Quand les rançongiciels deviennent physiques : les cybercriminels ont recours aux menaces de violence

Bitdefender

Mai 18, 2026

Quand les rançongiciels deviennent physiques : les cybercriminels ont recours aux menaces de violence

Pendant des années, les attaques par rançongiciel (ransomware) ont été un crime commis à distance. Des pirates informatiques dans un pays, des victimes dans un autre. Leur seule arme : la menace de diffuser les données volées ou de chiffrer définitivement les systèmes.

Mais la situation évolue.

Comme le décrit un reportage de la BBC, un nombre croissant d'extorqueurs en ligne ne se contentent plus de verrouiller les fichiers et de menacer de divulguer les données. Ils menacent désormais de s'en prendre physiquement à leurs victimes, à leurs familles ou aux employés qui refusent de payer la rançon.

Une étude menée l'an dernier par la société Semperis, spécialisée dans la sécurité de l'identité, a révélé que dans 40 % des attaques par rançongiciel, les criminels menaçaient de violence physique les employés qui refusaient de payer.

Aux États-Unis, ce chiffre atteint 46 %.

Un porte-parole de Semperis, qui aide les organisations à négocier avec les auteurs d'attaques par rançongiciel, a déclaré à la BBC qu'un groupe avait déposé un message de menaces devant sa porte alors qu'il travaillait sur un incident pour une agence gouvernementale américaine.

Dans un autre cas, Zac Warren, de la société de sécurité Tanium, a décrit comment un hôpital victime d'une attaque de rançongiciel avait reçu des appels téléphoniques. Les appelants demandaient à parler à des infirmières par leur nom, puis énuméraient leurs adresses et numéros de sécurité sociale.

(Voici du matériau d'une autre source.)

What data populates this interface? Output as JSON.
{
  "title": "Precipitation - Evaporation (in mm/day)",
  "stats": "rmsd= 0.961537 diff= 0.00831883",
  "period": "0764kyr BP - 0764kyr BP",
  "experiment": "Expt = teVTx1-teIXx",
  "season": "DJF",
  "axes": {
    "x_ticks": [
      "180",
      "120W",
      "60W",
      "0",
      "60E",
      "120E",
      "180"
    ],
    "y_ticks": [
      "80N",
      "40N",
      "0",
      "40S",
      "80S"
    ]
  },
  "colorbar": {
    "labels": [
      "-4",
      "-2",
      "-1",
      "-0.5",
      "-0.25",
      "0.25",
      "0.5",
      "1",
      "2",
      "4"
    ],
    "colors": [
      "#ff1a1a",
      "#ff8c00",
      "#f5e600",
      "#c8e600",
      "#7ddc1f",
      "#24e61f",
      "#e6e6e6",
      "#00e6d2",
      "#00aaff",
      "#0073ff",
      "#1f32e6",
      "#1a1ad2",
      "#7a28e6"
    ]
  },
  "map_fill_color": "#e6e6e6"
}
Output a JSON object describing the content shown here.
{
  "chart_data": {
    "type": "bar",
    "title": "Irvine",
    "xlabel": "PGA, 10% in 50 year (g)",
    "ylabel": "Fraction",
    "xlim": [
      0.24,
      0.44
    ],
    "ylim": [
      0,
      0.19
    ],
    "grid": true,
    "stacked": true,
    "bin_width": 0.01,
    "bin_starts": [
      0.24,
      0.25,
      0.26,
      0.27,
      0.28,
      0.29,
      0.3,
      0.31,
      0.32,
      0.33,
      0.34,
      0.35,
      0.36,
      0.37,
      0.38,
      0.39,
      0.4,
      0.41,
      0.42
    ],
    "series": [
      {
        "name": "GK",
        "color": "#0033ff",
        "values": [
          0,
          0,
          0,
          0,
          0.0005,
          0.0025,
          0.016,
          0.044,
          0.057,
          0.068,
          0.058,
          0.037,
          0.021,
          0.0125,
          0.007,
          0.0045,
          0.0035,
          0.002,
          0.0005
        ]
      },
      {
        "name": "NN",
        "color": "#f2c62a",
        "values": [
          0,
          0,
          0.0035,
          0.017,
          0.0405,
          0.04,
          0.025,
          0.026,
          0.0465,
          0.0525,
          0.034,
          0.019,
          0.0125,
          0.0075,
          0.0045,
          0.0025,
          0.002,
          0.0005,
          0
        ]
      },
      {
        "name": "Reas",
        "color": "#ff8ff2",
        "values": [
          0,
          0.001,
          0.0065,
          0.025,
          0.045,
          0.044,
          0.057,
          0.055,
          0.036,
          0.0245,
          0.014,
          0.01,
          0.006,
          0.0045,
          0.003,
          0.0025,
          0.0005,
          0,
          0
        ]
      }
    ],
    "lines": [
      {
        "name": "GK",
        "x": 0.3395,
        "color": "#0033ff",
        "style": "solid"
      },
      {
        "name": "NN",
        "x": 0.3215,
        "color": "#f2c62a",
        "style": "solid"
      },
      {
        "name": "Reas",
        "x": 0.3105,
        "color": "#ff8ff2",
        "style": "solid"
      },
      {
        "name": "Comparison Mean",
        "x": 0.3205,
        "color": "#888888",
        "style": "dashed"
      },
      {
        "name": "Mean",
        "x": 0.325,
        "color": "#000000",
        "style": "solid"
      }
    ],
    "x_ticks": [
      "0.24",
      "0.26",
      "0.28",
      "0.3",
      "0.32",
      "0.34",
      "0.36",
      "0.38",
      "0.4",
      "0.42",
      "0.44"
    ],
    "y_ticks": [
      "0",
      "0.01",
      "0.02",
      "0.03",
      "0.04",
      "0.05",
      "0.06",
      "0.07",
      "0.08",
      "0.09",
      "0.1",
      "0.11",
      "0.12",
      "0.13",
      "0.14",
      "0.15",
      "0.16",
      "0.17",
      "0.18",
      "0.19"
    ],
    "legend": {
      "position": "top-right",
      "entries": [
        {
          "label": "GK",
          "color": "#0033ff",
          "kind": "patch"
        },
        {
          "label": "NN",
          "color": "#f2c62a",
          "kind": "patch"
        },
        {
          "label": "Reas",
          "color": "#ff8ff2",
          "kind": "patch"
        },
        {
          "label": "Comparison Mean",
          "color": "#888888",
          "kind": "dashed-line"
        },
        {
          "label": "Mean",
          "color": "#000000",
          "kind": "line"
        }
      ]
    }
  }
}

L'hypothèse est que les pirates informatiques préfèrent généralement publier des messages sur des forums, offrir de l'argent et recruter des complices locaux pour commettre les actes à leur place.

On pourrait parler de « violence à la demande ».

Le FBI s'en préoccupe. L'été dernier, il a émis une alerte concernant le réseau cybercriminel informel connu sous le nom de « The Com », qui aurait parfois recours à des méthodes violentes telles que des jets de briques à travers des fenêtres, des incendies criminels, des enlèvements et même des fusillades.

Certains des cas les plus inquiétants de cybercriminalité dégénérant en violence physique se trouvent à l'intersection des cryptomonnaies et du crime organisé.

En mai dernier, la police française a secouru le père d'un millionnaire en cryptomonnaies, kidnappé et retenu contre rançon dans la banlieue parisienne. Selon les informations recueillies, la victime avait un doigt amputé. Plus de 18 attaques similaires visant d'importants détenteurs de cryptomonnaies ont été recensées en Europe l'année dernière.

Face à la recrudescence des menaces physiques, il est crucial pour les entreprises de tirer des enseignements de ces incidents.

Premièrement, la protection des données personnelles de leurs employés, telles que leurs adresses et informations familiales, est primordiale. En cas d'intrusion dans votre réseau, vous risquez non seulement le vol de données clients et de propriété intellectuelle, mais aussi l'accès à des éléments pouvant servir à des fins d'intimidation.

Deuxièmement, les plans de réponse aux incidents doivent être revus. Disposer d'un plan de restauration à partir de sauvegardes est une chose, mais prévoir la marche à suivre lorsqu'un employé reçoit un appel d'un inconnu connaissant son adresse en est une autre.